Sphingidae (and several other moth taxa) play a critical role in many ecosystems – that of pollinators. Pollination is a mutualism – an ecological relationship where both partners get a benefit. The pollinator gets food in the form of nectar (and sometimes pollen) from the flower, while the plant gets pollinated – that is, it is fertilized and can go on to produce seeds that will grow into the next generation of plants.
Since moths lack jaws and possess a proboscis as a mouthpart, they don’t eat any of the pollen that collects on their bodies when they visit flowers. They use their proboscis to collect nectar only – this is in contrast to bees and beetles that directly consume pollen as well as use it to provision their nests. Hawkmoth probosces can be very long – in some cases several times the length of the moth’s body. Later I’ll do a post on a famous example of this.

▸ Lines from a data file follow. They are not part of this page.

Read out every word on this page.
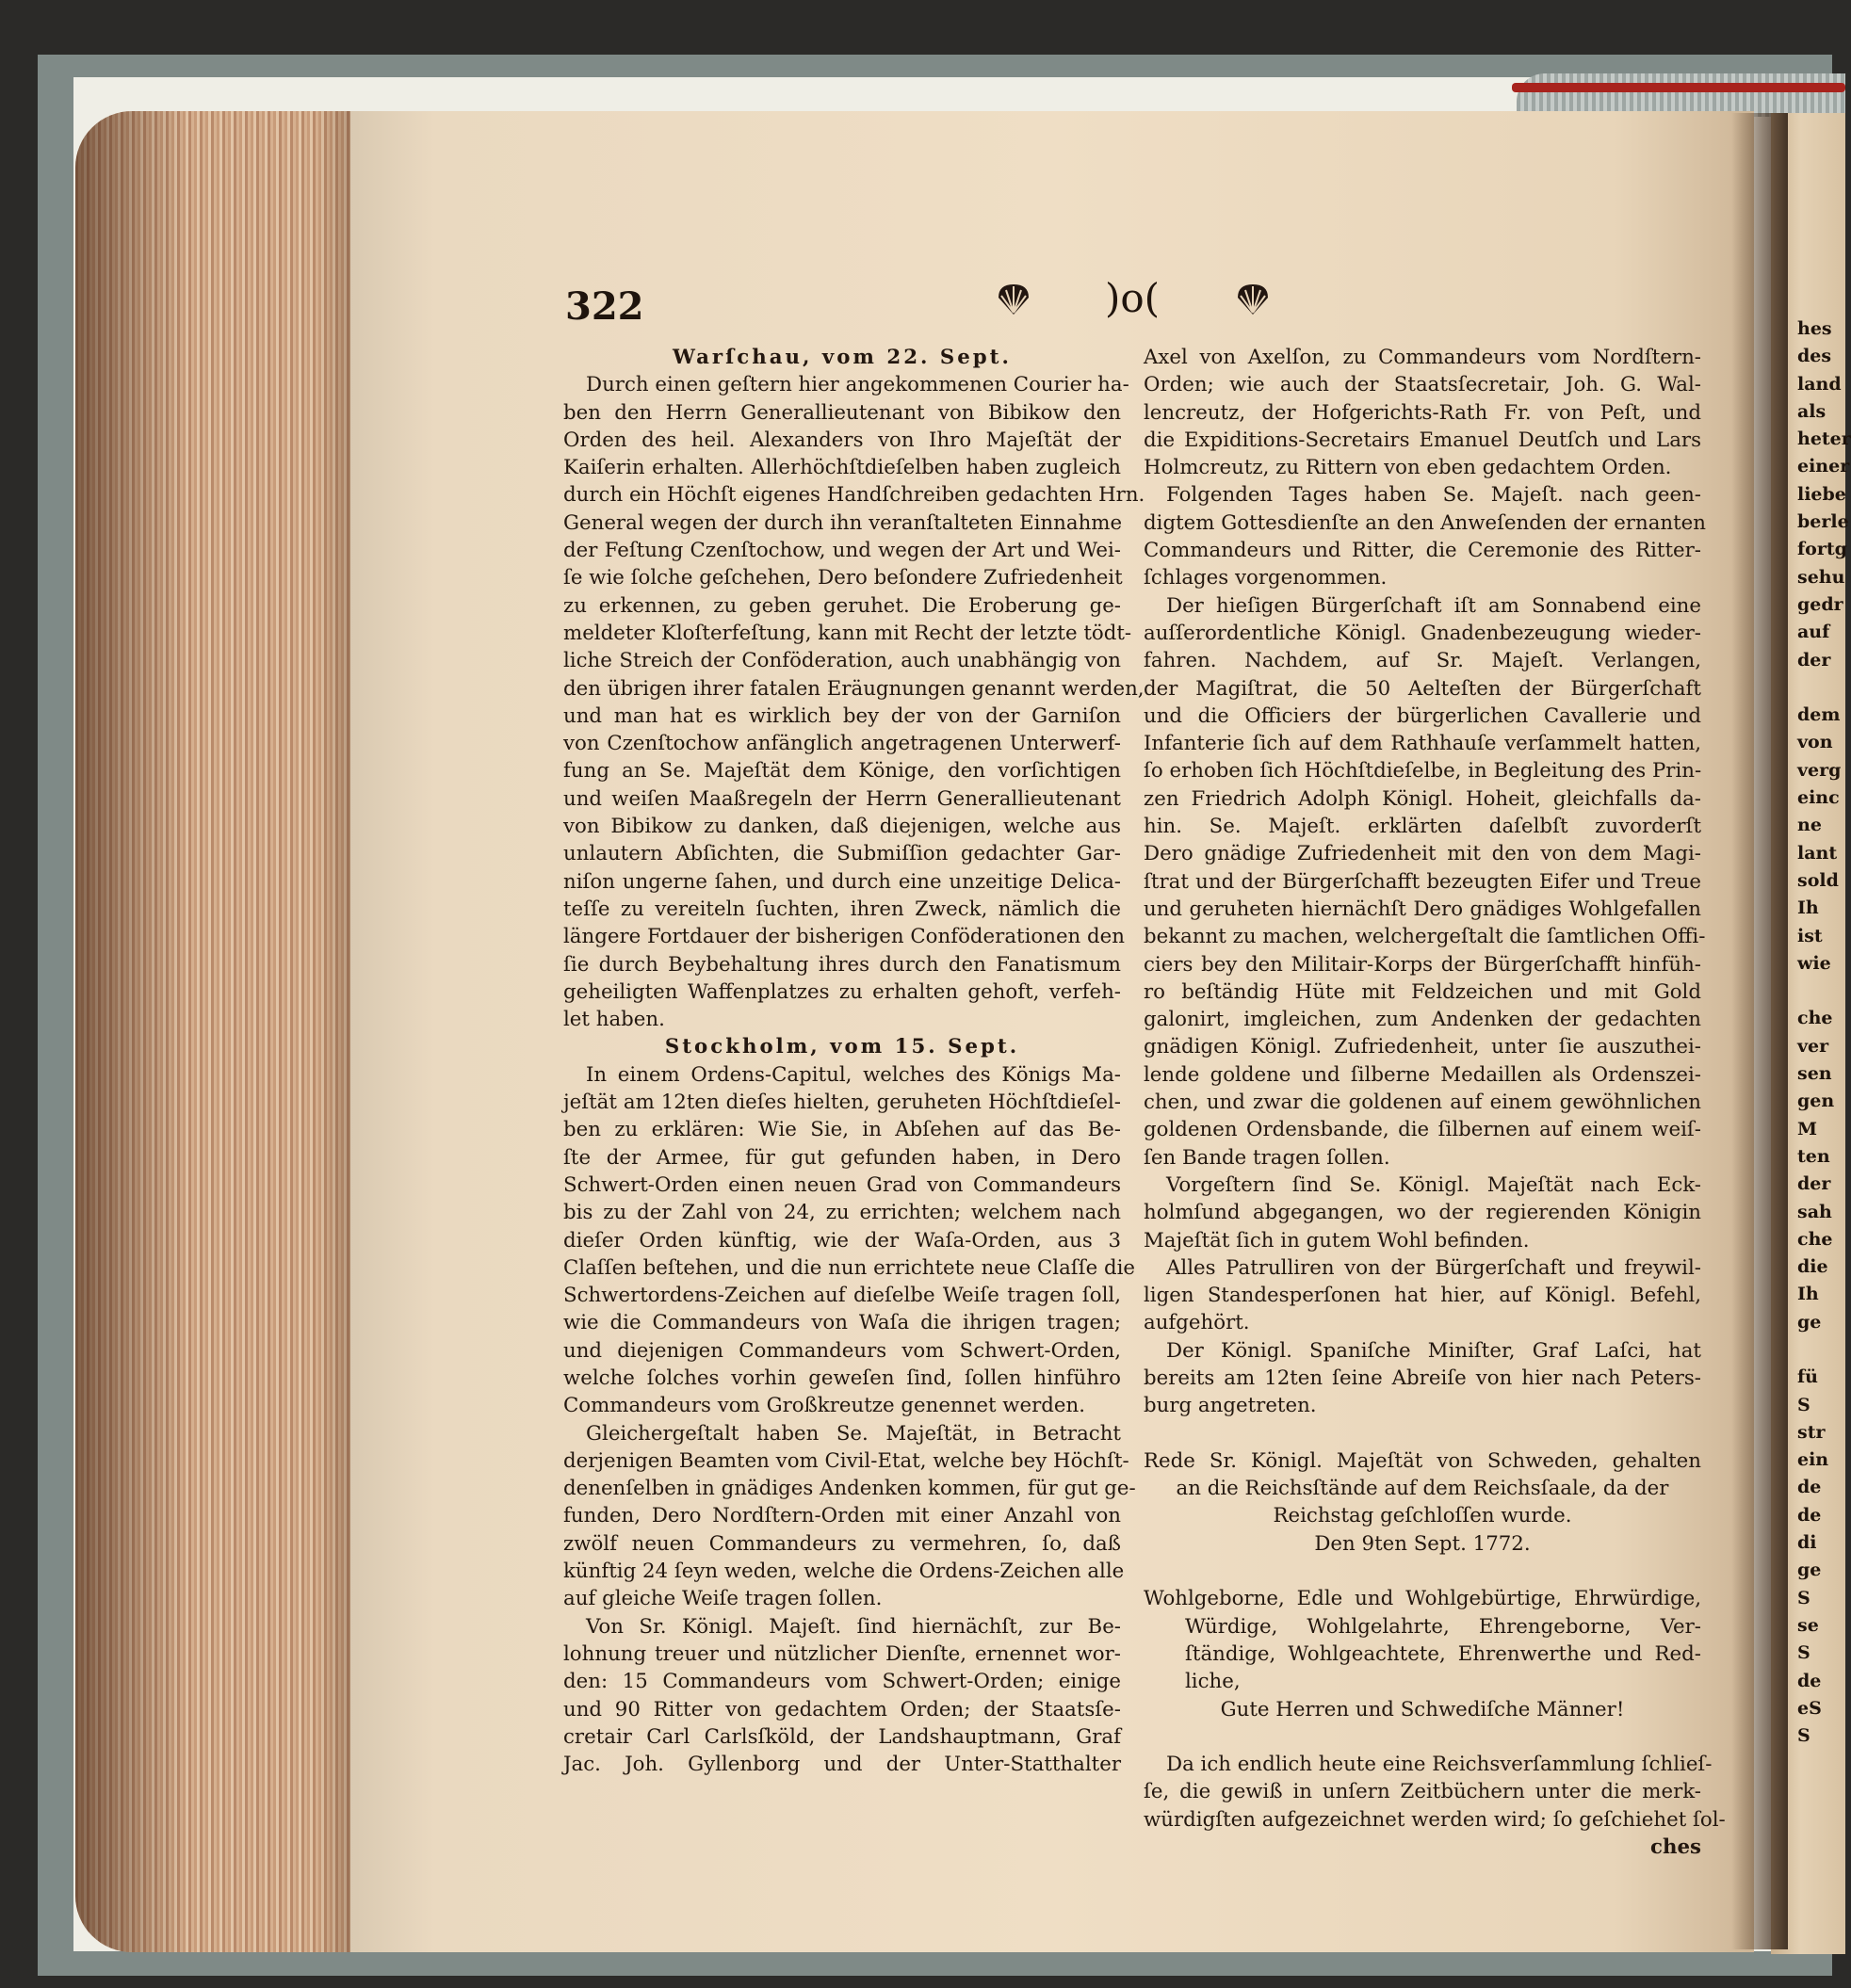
322	)o(
Warſchau, vom 22. Sept.
Durch einen geſtern hier angekommenen Courier ha-
ben den Herrn Generallieutenant von Bibikow den
Orden des heil. Alexanders von Ihro Majeſtät der
Kaiſerin erhalten. Allerhöchſtdieſelben haben zugleich
durch ein Höchſt eigenes Handſchreiben gedachten Hrn.
General wegen der durch ihn veranſtalteten Einnahme
der Feſtung Czenſtochow, und wegen der Art und Wei-
ſe wie ſolche geſchehen, Dero beſondere Zufriedenheit
zu erkennen, zu geben geruhet. Die Eroberung ge-
meldeter Kloſterfeſtung, kann mit Recht der letzte tödt-
liche Streich der Conföderation, auch unabhängig von
den übrigen ihrer fatalen Eräugnungen genannt werden,
und man hat es wirklich bey der von der Garniſon
von Czenſtochow anfänglich angetragenen Unterwerf-
fung an Se. Majeſtät dem Könige, den vorſichtigen
und weiſen Maaßregeln der Herrn Generallieutenant
von Bibikow zu danken, daß diejenigen, welche aus
unlautern Abſichten, die Submiſſion gedachter Gar-
niſon ungerne ſahen, und durch eine unzeitige Delica-
teſſe zu vereiteln ſuchten, ihren Zweck, nämlich die
längere Fortdauer der bisherigen Conföderationen den
ſie durch Beybehaltung ihres durch den Fanatismum
geheiligten Waffenplatzes zu erhalten gehoft, verfeh-
let haben.
Stockholm, vom 15. Sept.
In einem Ordens-Capitul, welches des Königs Ma-
jeſtät am 12ten dieſes hielten, geruheten Höchſtdieſel-
ben zu erklären: Wie Sie, in Abſehen auf das Be-
ſte der Armee, für gut gefunden haben, in Dero
Schwert-Orden einen neuen Grad von Commandeurs
bis zu der Zahl von 24, zu errichten; welchem nach
dieſer Orden künftig, wie der Waſa-Orden, aus 3
Claſſen beſtehen, und die nun errichtete neue Claſſe die
Schwertordens-Zeichen auf dieſelbe Weiſe tragen ſoll,
wie die Commandeurs von Waſa die ihrigen tragen;
und diejenigen Commandeurs vom Schwert-Orden,
welche ſolches vorhin geweſen ſind, ſollen hinführo
Commandeurs vom Großkreutze genennet werden.
Gleichergeſtalt haben Se. Majeſtät, in Betracht
derjenigen Beamten vom Civil-Etat, welche bey Höchſt-
denenſelben in gnädiges Andenken kommen, für gut ge-
funden, Dero Nordſtern-Orden mit einer Anzahl von
zwölf neuen Commandeurs zu vermehren, ſo, daß
künftig 24 ſeyn weden, welche die Ordens-Zeichen alle
auf gleiche Weiſe tragen ſollen.
Von Sr. Königl. Majeſt. ſind hiernächſt, zur Be-
lohnung treuer und nützlicher Dienſte, ernennet wor-
den: 15 Commandeurs vom Schwert-Orden; einige
und 90 Ritter von gedachtem Orden; der Staatsſe-
cretair Carl Carlsſköld, der Landshauptmann, Graf
Jac. Joh. Gyllenborg und der Unter-Statthalter
Axel von Axelſon, zu Commandeurs vom Nordſtern-
Orden; wie auch der Staatsſecretair, Joh. G. Wal-
lencreutz, der Hofgerichts-Rath Fr. von Peſt, und
die Expiditions-Secretairs Emanuel Deutſch und Lars
Holmcreutz, zu Rittern von eben gedachtem Orden.
Folgenden Tages haben Se. Majeſt. nach geen-
digtem Gottesdienſte an den Anweſenden der ernanten
Commandeurs und Ritter, die Ceremonie des Ritter-
ſchlages vorgenommen.
Der hieſigen Bürgerſchaft iſt am Sonnabend eine
auſſerordentliche Königl. Gnadenbezeugung wieder-
fahren. Nachdem, auf Sr. Majeſt. Verlangen,
der Magiſtrat, die 50 Aelteſten der Bürgerſchaft
und die Officiers der bürgerlichen Cavallerie und
Infanterie ſich auf dem Rathhauſe verſammelt hatten,
ſo erhoben ſich Höchſtdieſelbe, in Begleitung des Prin-
zen Friedrich Adolph Königl. Hoheit, gleichfalls da-
hin. Se. Majeſt. erklärten daſelbſt zuvorderſt
Dero gnädige Zufriedenheit mit den von dem Magi-
ſtrat und der Bürgerſchafft bezeugten Eifer und Treue
und geruheten hiernächſt Dero gnädiges Wohlgefallen
bekannt zu machen, welchergeſtalt die ſamtlichen Offi-
ciers bey den Militair-Korps der Bürgerſchafft hinfüh-
ro beſtändig Hüte mit Feldzeichen und mit Gold
galonirt, imgleichen, zum Andenken der gedachten
gnädigen Königl. Zufriedenheit, unter ſie auszuthei-
lende goldene und ſilberne Medaillen als Ordenszei-
chen, und zwar die goldenen auf einem gewöhnlichen
goldenen Ordensbande, die ſilbernen auf einem weiſ-
ſen Bande tragen ſollen.
Vorgeſtern ſind Se. Königl. Majeſtät nach Eck-
holmſund abgegangen, wo der regierenden Königin
Majeſtät ſich in gutem Wohl befinden.
Alles Patrulliren von der Bürgerſchaft und freywil-
ligen Standesperſonen hat hier, auf Königl. Befehl,
aufgehört.
Der Königl. Spaniſche Miniſter, Graf Laſci, hat
bereits am 12ten ſeine Abreiſe von hier nach Peters-
burg angetreten.
Rede Sr. Königl. Majeſtät von Schweden, gehalten
an die Reichsſtände auf dem Reichsſaale, da der
Reichstag geſchloſſen wurde.
Den 9ten Sept. 1772.
Wohlgeborne, Edle und Wohlgebürtige, Ehrwürdige,
Würdige, Wohlgelahrte, Ehrengeborne, Ver-
ſtändige, Wohlgeachtete, Ehrenwerthe und Red-
liche,
Gute Herren und Schwediſche Männer!
Da ich endlich heute eine Reichsverſammlung ſchlieſ-
ſe, die gewiß in unſern Zeitbüchern unter die merk-
würdigſten aufgezeichnet werden wird; ſo geſchiehet ſol-
ches
hes
des
land
als
heter
einer
liebe
berle
fortg
sehu
gedr
auf
der
dem
von
verg
einc
ne
lant
sold
Ih
ist
wie
che
ver
sen
gen
M
ten
der
sah
che
die
Ih
ge
fü
S
str
ein
de
de
di
ge
S
se
S
de
eS
S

Hawkmoths can’t visit just any flower to drink nectar. Since the majority of hawkmoths are nocturnal, they are restricted to visiting flowers that are open and producing nectar at night. Most people are aware that some species of flower close at night, but did you know that flowers can produce varying amounts of nectar depending on the time of day?
Flowers visited by hawkmoths also tend to be white (or very pale yellow or pink), colors that are easily visible to moths flying in the dark. Hawkmoth-pollinated flowers also tend to be heavily-scented, as these insects have evolved excellent olfactory systems to locate flowers at night – they can detect scents from flowers up to a few kilometers away!
Because of their long probosces, hawkmoths have trouble accessing nectar in flat, open flowers (for example a purple cone flower or similar). They generally to visit flowers with a long, tube-like shape.
Hawkmoths are attracted to flowers that produce large amounts of nectar. As I mentioned in a previous post, hawkmoths are capable of hovering flight, which requires a lot of energy. That energy is provided by the sugars in flower nectar.
Now, from the moth’s perspective, it’s getting a reward in the form of nectar from a flower. But what is the flower gaining by employing a moth as a pollinator rather than using a bee, a hummingbird, a beetle, etc? As I mentioned earlier, hawkmoths can be long distance fliers, often traveling several kilometers in one night in search of nectar. This means that pollen is carried further away from the plant in which it originated, potentially leading to increased genetic diversity for the plants. Additionally, since moths don’t eat or groom away any of the pollen that collects on their bodies when they visit a flower, any pollen on them has the potential to be deposited on the next flower, rather than being lost.
Another reason why plants might employ a nocturnal moth pollinator is because there are fewer flowers and fewer pollinators available at night, since the majority of flowers are open and pollinators are pollinating in the day time. This means that flowers can potentially reduce the chances of receiving pollen from the wrong species of plant (which won’t lead to the production of seeds).
Moths don’t pollinate any of our food crops, however, they do pollinate many native and garden plants. Take a look in your garden or a nearby garden to see if you can spot any potentially moth-pollinated plants!